Figure 5. Histopathological examination of core injuries stained by hematoxylin and eosin (H&E) stain) (x=40) after sacrificing of rats’ and the end of experiment (a) Uninfected wound containing mild inflammation and rupture of epidermal layer (green arrow) and many blood vessels (red arrows) could be seen; (b) infected wound by S. aureus showing accumulation of bacteria along the surface of skin (green arrows) and severe irregularities and vacuoles in epidermal layer (red arrows); (c) infected wound by S. aureus treated with L. plantarum-ATCC8014 filtrate where regular surface layer of healed wound with slight irregularities in dermal layer; (d) infected wound by S. aureus treated by solution of L. plantarum-ATCC8014 lyophilized cells showing shrink healed epidermal layer as well as irregular dermal layer (e) infected wound by S. aureus treated with chloramphenicol showing regular structure of skin.
The infiltration of mast cells has been observed in different groups upon staining using toluidine blue and it could be noticed that there was a dramatic increase (p ≤ 0.05) upon treatment using L. plantarum-ATCC8014 filtrate as well as solution of L. plantarum-ATCC8014 lyophilized form in wound infection model relative to untreated group as depicted in ()
Figure 6. Toluidine blue-stained histopathological slices of rat skin from all the study groups are shown in microstructural analysis (x=40). (a) lesion with no infection has a considerable number of mast cells (red arrows); (b) lesion with bacterial infection with a minimal number of mast cells (red arrows); (c)&; (d)&; (e) lesions with bacterial infection and treated by L. plantarum-ATCC8014 filtrate, solution of L. plantarum-ATCC8014 and chloramphenicol respectively, has a good number of mast cells (red arrows). Where in all groups the mast cells (red arrow) are primarily found in the perivascular space and are crimson purple with several vesicles. Collagen fibers are blue throughout all areas.

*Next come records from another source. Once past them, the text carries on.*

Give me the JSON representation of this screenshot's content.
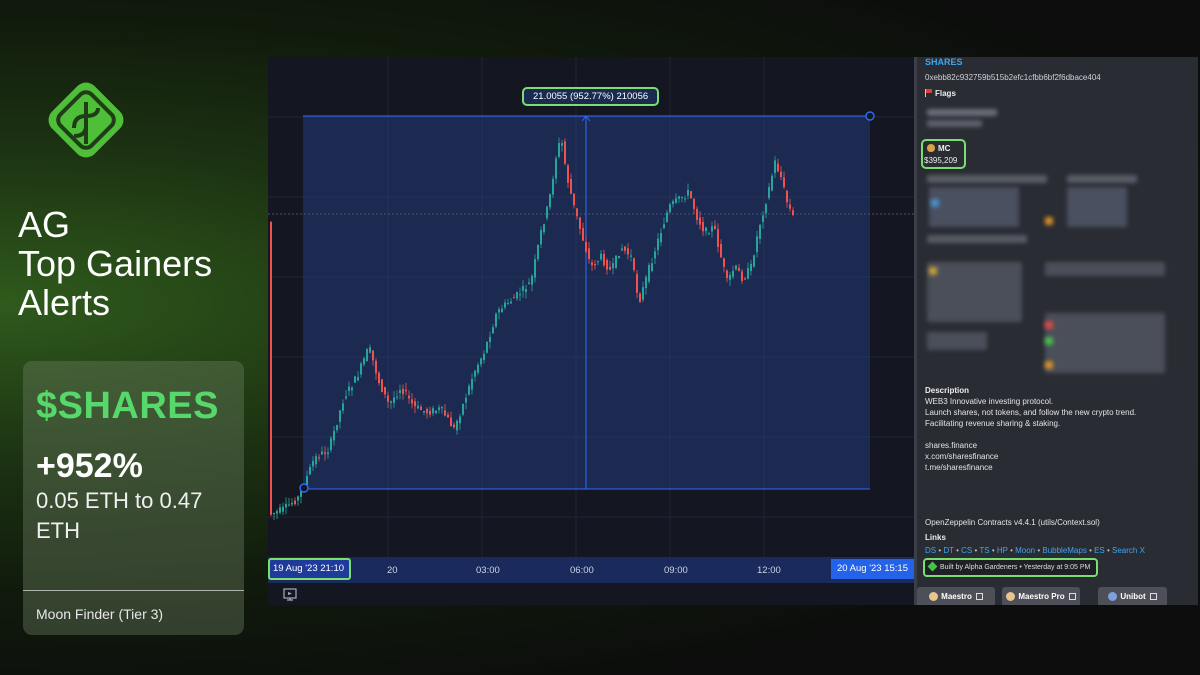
{
  "brand": {
    "logo_icon": "leaf-dollar-icon",
    "title_lines": [
      "AG",
      "Top Gainers",
      "Alerts"
    ],
    "accent_color": "#56d86a"
  },
  "alert": {
    "ticker": "$SHARES",
    "gain": "+952%",
    "from_to": "0.05 ETH to 0.47 ETH",
    "tier": "Moon Finder (Tier 3)"
  },
  "chart": {
    "measure_label": "21.0055 (952.77%) 210056",
    "time_start": "19 Aug '23   21:10",
    "time_ticks": [
      "20",
      "03:00",
      "06:00",
      "09:00",
      "12:00"
    ],
    "time_end": "20 Aug '23   15:15",
    "up_color": "#26a69a",
    "down_color": "#ef5350"
  },
  "info": {
    "token_name": "SHARES",
    "contract": "0xebb82c932759b515b2efc1cfbb6bf2f6dbace404",
    "flags_label": "Flags",
    "mc_label": "MC",
    "mc_value": "$395,209",
    "description_title": "Description",
    "description_lines": [
      "WEB3 Innovative investing protocol.",
      "Launch shares, not tokens, and follow the new crypto trend.",
      "Facilitating revenue sharing & staking."
    ],
    "social_links": [
      "shares.finance",
      "x.com/sharesfinance",
      "t.me/sharesfinance"
    ],
    "contracts_note": "OpenZeppelin Contracts v4.4.1 (utils/Context.sol)",
    "links_title": "Links",
    "links": [
      "DS",
      "DT",
      "CS",
      "TS",
      "HP",
      "Moon",
      "BubbleMaps",
      "ES",
      "Search X"
    ],
    "built_by": "Built by Alpha Gardeners • Yesterday at 9:05 PM",
    "bots": [
      "Maestro",
      "Maestro Pro",
      "Unibot"
    ]
  }
}
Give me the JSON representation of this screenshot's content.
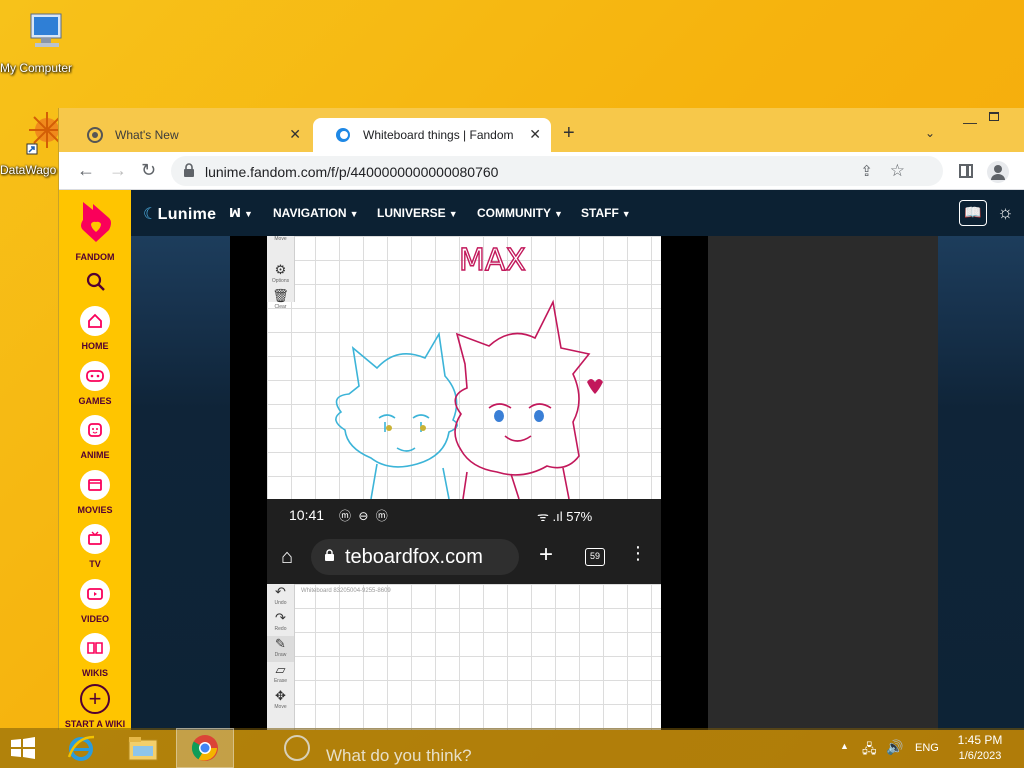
{
  "desktop": {
    "icons": [
      {
        "label": "My Computer"
      },
      {
        "label": "DataWago"
      }
    ]
  },
  "browser": {
    "tabs": [
      {
        "title": "What's New",
        "close": "✕"
      },
      {
        "title": "Whiteboard things | Fandom",
        "close": "✕"
      }
    ],
    "new_tab": "+",
    "tab_menu": "⌄",
    "url": "lunime.fandom.com/f/p/4400000000000080760"
  },
  "fandom_rail": {
    "brand": "FANDOM",
    "items": [
      {
        "label": "HOME"
      },
      {
        "label": "GAMES"
      },
      {
        "label": "ANIME"
      },
      {
        "label": "MOVIES"
      },
      {
        "label": "TV"
      },
      {
        "label": "VIDEO"
      },
      {
        "label": "WIKIS"
      },
      {
        "label": "START A WIKI"
      }
    ]
  },
  "wiki_header": {
    "logo": "Lunime",
    "nav": [
      {
        "label": "NAVIGATION"
      },
      {
        "label": "LUNIVERSE"
      },
      {
        "label": "COMMUNITY"
      },
      {
        "label": "STAFF"
      }
    ]
  },
  "post_image": {
    "drawing_text": "MAX",
    "phone_time": "10:41",
    "phone_battery": "57%",
    "phone_url": "teboardfox.com",
    "phone_tab_count": "59",
    "whiteboard_id": "Whiteboard 83205004-9255-8609",
    "tools_top": [
      {
        "label": "Move"
      },
      {
        "label": "Options"
      },
      {
        "label": "Clear"
      }
    ],
    "tools_bottom": [
      {
        "label": "Undo"
      },
      {
        "label": "Redo"
      },
      {
        "label": "Draw"
      },
      {
        "label": "Erase"
      },
      {
        "label": "Move"
      }
    ]
  },
  "comment": {
    "placeholder": "What do you think?"
  },
  "taskbar": {
    "language": "ENG",
    "time": "1:45 PM",
    "date": "1/6/2023"
  },
  "colors": {
    "fandom_yellow": "#ffc500",
    "fandom_maroon": "#520032",
    "fandom_red": "#fa005a",
    "drawing_cyan": "#3cb4d8",
    "drawing_magenta": "#c2185b"
  }
}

Figure 7. A bar graph (n=8 sections/group) displaying the overall percentages of mast cells in the skin of rats in all treatments. The data is shown as (means SEM); where*: significant where P≤0.05 significant difference among positive control and animals treated by L. plantarum filtrate and L. plantarum lyophilized cells respectively.
Levels of oxidative stress enzymes
The concentrations of SOD in various groups at the end of experiment were detected as depicted in (). There is a dramatic reduction in SOD level in the second group in infected wound group. While treatments using filtrate of L. plantarum-ATCC8014, solution of lyophilized form as well as chloramphenicol and elevation of SOD levels could be seen (p ≤ 0.05). There is no statistical difference between various treatment groups and negative control indicating that SOD slightly retrieves its regular values in various treatments.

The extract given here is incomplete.